Mikel Weisser, executive director of the Arizona chapter of the National Organization for the Reform of Marijuana Laws, outlines the new marijuana ballot initiative during HOCO Fest’s Legalization 2020 panel on Aug. 31, 2019.  

“This will be the be the platform that will be used for expungement of other types of crime as well,” Weisser says. “Seven percent of the taxes that come from this go to the social reinvestment to deal with some of the communities that have been harmed … This is an opportunity to invest in poor Hispanic communities, poor black communities and poor rural communities across the state.”

As a harm reduction specialist, Cope says she hopes decriminalization can offer consumers a greater sense of bodily autonomy and taking their health into their own hands.

“People have been using cannabis for medicinal and recreational reasons forever,” she says. “It’s about encouraging people to know that they are the experts on their own lives.”

Though legalization of recreational marijuana use might be right around the corner, John Hartsell thinks medical certification isn’t going anywhere — and rightfully so. Hartsell, HOCO Fest panelist and owner of Arizona-based marijuana packaging company DIZPOT, says medical certification serves a broad purpose for patients.

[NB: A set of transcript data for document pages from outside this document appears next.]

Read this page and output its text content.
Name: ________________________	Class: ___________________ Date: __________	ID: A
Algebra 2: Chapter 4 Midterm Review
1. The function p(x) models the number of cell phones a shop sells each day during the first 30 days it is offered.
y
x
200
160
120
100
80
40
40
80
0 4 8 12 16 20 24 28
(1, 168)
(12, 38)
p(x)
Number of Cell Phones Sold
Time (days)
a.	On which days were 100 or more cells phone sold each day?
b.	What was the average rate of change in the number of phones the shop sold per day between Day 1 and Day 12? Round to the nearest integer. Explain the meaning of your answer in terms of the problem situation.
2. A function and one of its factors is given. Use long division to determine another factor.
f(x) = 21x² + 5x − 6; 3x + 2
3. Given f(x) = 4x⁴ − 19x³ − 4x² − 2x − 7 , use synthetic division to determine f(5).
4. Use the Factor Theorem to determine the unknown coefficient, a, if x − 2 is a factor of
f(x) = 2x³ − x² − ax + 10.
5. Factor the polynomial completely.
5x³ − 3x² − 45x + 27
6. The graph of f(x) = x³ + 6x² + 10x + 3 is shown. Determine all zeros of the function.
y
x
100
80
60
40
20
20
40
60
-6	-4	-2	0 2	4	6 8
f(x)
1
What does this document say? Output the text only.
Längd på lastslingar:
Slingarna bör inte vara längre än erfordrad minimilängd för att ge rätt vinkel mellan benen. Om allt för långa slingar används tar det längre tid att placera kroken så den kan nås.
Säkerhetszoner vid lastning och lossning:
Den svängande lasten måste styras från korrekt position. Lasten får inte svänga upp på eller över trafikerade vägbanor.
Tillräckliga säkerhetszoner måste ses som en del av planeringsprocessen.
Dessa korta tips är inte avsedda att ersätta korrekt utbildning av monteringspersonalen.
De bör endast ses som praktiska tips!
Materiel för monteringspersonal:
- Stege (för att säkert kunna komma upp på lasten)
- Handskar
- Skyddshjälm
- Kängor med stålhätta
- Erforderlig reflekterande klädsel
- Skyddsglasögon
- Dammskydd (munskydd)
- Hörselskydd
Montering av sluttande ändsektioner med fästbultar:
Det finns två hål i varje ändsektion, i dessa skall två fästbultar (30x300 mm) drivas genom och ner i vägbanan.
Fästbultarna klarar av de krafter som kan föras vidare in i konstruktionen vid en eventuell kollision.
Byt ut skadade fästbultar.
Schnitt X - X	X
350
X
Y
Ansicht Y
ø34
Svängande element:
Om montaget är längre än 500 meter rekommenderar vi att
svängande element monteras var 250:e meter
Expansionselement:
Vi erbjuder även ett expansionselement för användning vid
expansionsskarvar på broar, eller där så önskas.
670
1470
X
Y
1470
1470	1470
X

“Should I be an employee of an organization that has headquarters in another state that doesn’t have a legal cannabis situation, it continues a legal protection for my consumption of cannabis,” Hartsell says. “The adult use program does not mean an end to the medical program; it just means that we are going to reduce the crime involved in having adult use consumption and commercialization.”

Until the initiative makes its way to the ballot and voted on in 2020, industry professionals can only look to other states as a model for Arizona. For the panelists at HOCO Fest 2019, the future looks bright — but only if voters are educated on policy.

Stacey Cope, program director of Sonoran Prevention Works, responds to an audience question at the Legalization 2020 panel during HOCO Fest in downtown Tucson, Arizona on Aug. 31, 2019.